El Tratado, por lo demás, obliga al BCE a rendir cuentas de sus decisiones ante el Parlamento Europeo –une, pues, íntimamente los conceptos de independencia y accountability– y establece mecanismos institucionales para que la Comisión Europea y los ministros de Economía y Hacienda puedan manifestar al BCE, en la confidencialidad de las reuniones del Consejo del Banco, sus opiniones sobre política monetaria.
Soberanía e incertidumbre
La experiencia reciente, especialmente tras la inestabilidad financiera surgida este verano, revela que el nuevo presidente francés, Nicolás Sarkozy, incumple con frecuencia el citado artículo 107, pues exige periódicamente al BCE, de forma pública y ostentosa, que no suba los tipos de interés. En España, por fortuna, no hemos llegado a tanto, aunque la decisión del Gobierno sobre la congelación de la tarifa eléctrica muestra que el problema de la “inconsistencia dinámica” de los gobiernos, especialmente en vísperas de elecciones, no es una entelequia teórica.
A principios de mes, el comisario europeo del ramo, Joaquín Almunia, recordó en Madrid, con gran sensatez, que poner en entredicho públicamente la independencia del BCE no sólo es contrario al Tratado, sino también contraproducente: como la mujer del César, el BCE no sólo debe ser independiente, sino que está también obligado a parecerlo.
Pero la cuestión de la independencia del BCE –y, en general, de algunos entes públicos claves– exige mucha pedagogía, como ilustra el simplismo de la frase que le oí a Joaquín Estefanía el pasado jueves, en la tertulia de un programa radiofónico, antes de saber si ese día el BCE subiría o no los tipos de interés: “Un banco central independiente es una anomalía democrática”. La frase guarda cierta relación con las dudas que en 1991 manifestó sobre el Tratado Miguel Herrero de Miñón, cuando se preguntó si la independencia del BCE y del Banco de España era compatible con el artículo 97 de la Constitución, a cuyo tenor “el Gobierno dirige la política interior y exterior” y “ejerce la función ejecutiva”, dudas que se consideraron, con razón, infundadas cuando en 1994 el Congreso aprobó la Ley de Autonomía del Banco de España.
El “enigma de la pócima”, nacido de los debates sobre la disuasión nuclear, late también en el sistema de pesos y contrapesos de las democracias modernas.
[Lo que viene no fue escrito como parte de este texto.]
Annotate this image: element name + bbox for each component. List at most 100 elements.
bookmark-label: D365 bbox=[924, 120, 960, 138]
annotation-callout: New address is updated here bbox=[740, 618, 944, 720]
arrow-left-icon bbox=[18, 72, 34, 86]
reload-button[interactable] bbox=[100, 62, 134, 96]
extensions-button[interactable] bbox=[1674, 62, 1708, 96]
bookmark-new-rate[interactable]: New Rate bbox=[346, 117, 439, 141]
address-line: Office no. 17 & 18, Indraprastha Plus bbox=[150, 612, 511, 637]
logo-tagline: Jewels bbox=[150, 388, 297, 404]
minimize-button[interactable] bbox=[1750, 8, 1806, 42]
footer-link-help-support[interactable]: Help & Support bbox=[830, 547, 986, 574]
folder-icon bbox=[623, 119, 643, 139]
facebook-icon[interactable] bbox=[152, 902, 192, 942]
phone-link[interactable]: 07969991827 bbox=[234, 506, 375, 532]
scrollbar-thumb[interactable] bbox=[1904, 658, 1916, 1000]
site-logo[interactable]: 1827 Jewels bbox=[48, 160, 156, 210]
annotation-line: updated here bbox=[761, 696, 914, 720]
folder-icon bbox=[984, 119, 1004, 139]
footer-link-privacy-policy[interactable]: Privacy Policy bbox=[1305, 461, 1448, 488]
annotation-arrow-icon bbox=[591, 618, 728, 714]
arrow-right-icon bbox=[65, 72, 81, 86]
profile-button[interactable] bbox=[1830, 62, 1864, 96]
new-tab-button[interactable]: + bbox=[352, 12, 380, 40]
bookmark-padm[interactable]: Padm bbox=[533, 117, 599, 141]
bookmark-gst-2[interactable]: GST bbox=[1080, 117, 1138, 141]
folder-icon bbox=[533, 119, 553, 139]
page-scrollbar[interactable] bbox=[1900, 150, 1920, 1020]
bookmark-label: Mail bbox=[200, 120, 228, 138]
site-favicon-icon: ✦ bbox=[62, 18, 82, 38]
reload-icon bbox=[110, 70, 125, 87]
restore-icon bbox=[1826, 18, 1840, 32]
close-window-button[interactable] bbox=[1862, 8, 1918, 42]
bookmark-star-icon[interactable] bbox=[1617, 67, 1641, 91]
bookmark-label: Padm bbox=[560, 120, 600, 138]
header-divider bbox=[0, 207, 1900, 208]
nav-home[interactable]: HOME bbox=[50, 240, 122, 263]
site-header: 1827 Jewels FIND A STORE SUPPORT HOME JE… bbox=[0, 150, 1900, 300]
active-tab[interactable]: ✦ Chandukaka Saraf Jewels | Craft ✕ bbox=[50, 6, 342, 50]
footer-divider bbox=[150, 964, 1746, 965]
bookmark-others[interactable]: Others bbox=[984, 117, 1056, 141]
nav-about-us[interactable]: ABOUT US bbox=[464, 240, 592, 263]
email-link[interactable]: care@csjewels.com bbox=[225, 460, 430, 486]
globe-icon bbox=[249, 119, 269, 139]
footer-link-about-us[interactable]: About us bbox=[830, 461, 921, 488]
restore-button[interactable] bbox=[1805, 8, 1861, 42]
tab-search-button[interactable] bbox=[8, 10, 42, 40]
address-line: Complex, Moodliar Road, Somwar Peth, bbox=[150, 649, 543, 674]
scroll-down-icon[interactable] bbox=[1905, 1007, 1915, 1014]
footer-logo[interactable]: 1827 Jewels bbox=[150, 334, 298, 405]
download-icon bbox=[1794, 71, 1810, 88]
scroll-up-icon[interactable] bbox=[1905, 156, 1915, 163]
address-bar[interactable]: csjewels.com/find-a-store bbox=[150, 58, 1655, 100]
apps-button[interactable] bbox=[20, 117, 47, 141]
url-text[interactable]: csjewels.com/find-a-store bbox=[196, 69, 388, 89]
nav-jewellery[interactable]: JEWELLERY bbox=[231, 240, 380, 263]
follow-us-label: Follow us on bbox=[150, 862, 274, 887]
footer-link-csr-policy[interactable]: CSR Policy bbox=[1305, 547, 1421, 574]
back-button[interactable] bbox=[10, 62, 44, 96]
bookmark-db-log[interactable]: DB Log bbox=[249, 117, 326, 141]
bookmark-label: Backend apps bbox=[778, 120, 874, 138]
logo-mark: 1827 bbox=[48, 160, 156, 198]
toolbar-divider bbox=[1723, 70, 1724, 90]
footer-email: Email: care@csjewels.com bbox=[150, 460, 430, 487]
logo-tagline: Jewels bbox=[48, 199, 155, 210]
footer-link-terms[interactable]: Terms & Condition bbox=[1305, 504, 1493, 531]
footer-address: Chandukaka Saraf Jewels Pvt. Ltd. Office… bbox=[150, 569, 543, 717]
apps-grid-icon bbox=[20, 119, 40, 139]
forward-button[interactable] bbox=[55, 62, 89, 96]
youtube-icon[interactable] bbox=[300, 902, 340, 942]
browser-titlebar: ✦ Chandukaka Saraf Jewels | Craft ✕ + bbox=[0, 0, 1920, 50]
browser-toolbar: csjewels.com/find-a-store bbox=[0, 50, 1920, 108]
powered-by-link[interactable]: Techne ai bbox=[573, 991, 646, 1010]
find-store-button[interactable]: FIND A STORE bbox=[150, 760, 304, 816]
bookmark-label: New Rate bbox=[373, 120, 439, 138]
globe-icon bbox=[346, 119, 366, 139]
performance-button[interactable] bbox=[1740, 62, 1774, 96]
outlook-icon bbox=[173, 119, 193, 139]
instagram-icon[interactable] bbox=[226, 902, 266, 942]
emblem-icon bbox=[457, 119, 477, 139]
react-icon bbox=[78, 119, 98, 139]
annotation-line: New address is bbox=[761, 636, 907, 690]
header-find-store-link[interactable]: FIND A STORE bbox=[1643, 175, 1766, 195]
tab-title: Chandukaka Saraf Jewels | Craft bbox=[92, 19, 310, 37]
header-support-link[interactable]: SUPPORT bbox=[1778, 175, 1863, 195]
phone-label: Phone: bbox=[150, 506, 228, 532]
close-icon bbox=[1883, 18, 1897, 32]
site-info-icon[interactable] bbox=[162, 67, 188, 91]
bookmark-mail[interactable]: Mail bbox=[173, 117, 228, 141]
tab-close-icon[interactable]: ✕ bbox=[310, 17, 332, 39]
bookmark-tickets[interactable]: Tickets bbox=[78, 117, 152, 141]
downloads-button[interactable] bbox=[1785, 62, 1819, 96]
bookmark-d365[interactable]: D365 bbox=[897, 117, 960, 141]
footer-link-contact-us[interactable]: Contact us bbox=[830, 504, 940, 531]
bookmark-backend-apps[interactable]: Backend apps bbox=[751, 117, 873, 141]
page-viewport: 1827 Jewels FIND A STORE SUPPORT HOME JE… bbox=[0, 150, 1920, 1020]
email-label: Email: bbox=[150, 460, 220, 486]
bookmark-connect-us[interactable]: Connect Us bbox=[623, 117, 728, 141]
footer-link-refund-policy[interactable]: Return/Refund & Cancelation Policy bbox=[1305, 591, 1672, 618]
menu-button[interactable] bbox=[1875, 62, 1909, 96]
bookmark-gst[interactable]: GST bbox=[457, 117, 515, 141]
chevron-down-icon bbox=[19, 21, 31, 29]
La facultad de libre decisión que algunos constitucionalistas, intelectuales y líderes de países emergentes (pensemos en Kirchner, Chávez o Morales) ven como parte esencial de un irrenunciable derecho a la “soberanía” política, es vista como “incertidumbre” o “inseguridad jurídica” por cuantos inversores o agentes económicos deben tomar decisiones que les atarán durante años y les dejarán a expensas de eventuales cambios de criterio gubernamentales.
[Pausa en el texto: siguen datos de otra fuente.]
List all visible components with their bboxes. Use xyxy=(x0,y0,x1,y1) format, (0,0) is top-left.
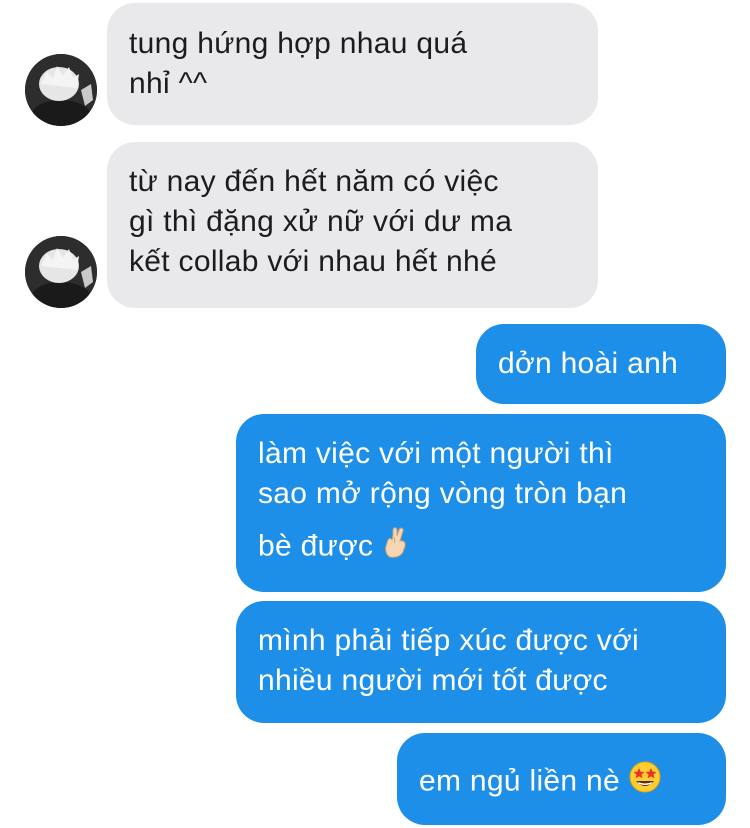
message-text-line: mình phải tiếp xúc được với xyxy=(258,624,640,657)
avatar[interactable] xyxy=(25,236,97,308)
message-text-line: từ nay đến hết năm có việc xyxy=(129,165,499,198)
message-text-line: kết collab với nhau hết nhé xyxy=(129,245,498,278)
message-text-line: làm việc với một người thì xyxy=(258,437,614,470)
user-avatar-icon xyxy=(25,54,97,126)
message-text-line: sao mở rộng vòng tròn bạn xyxy=(258,477,628,510)
message-bubble-incoming[interactable]: từ nay đến hết năm có việc gì thì đặng x… xyxy=(107,142,598,308)
message-text-line: dởn hoài anh xyxy=(498,347,679,380)
message-text-line: tung hứng hợp nhau quá xyxy=(129,27,468,60)
user-avatar-icon xyxy=(25,236,97,308)
message-text-line-with-emoji: bè được xyxy=(258,526,704,569)
message-text-line: gì thì đặng xử nữ với dư ma xyxy=(129,205,513,238)
message-bubble-outgoing[interactable]: làm việc với một người thì sao mở rộng v… xyxy=(236,414,726,592)
message-text-line: nhỉ ^^ xyxy=(129,67,208,100)
message-bubble-outgoing[interactable]: mình phải tiếp xúc được với nhiều người … xyxy=(236,601,726,723)
message-text: bè được xyxy=(258,529,374,563)
message-bubble-outgoing[interactable]: dởn hoài anh xyxy=(476,324,726,404)
message-bubble-outgoing[interactable]: em ngủ liền nè xyxy=(397,733,726,825)
message-text-line-with-emoji: em ngủ liền nè xyxy=(419,760,704,805)
star-struck-emoji-icon xyxy=(628,760,662,805)
message-bubble-incoming[interactable]: tung hứng hợp nhau quá nhỉ ^^ xyxy=(107,3,598,125)
message-text: em ngủ liền nè xyxy=(419,764,621,798)
crossed-fingers-emoji-icon xyxy=(381,526,411,569)
message-text-line: nhiều người mới tốt được xyxy=(258,664,608,697)
avatar[interactable] xyxy=(25,54,97,126)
Por eso las democracias maduras saben que la independencia frente al Gobierno de ciertas instituciones del Estado, siempre que esté consagrada en las leyes y vaya acompañada de un deber de rendición de cuentas ante el Parlamento, es un “trágala” para las autoridades políticas que, conforme con los principios de la democracia parlamentaria, lleva premio.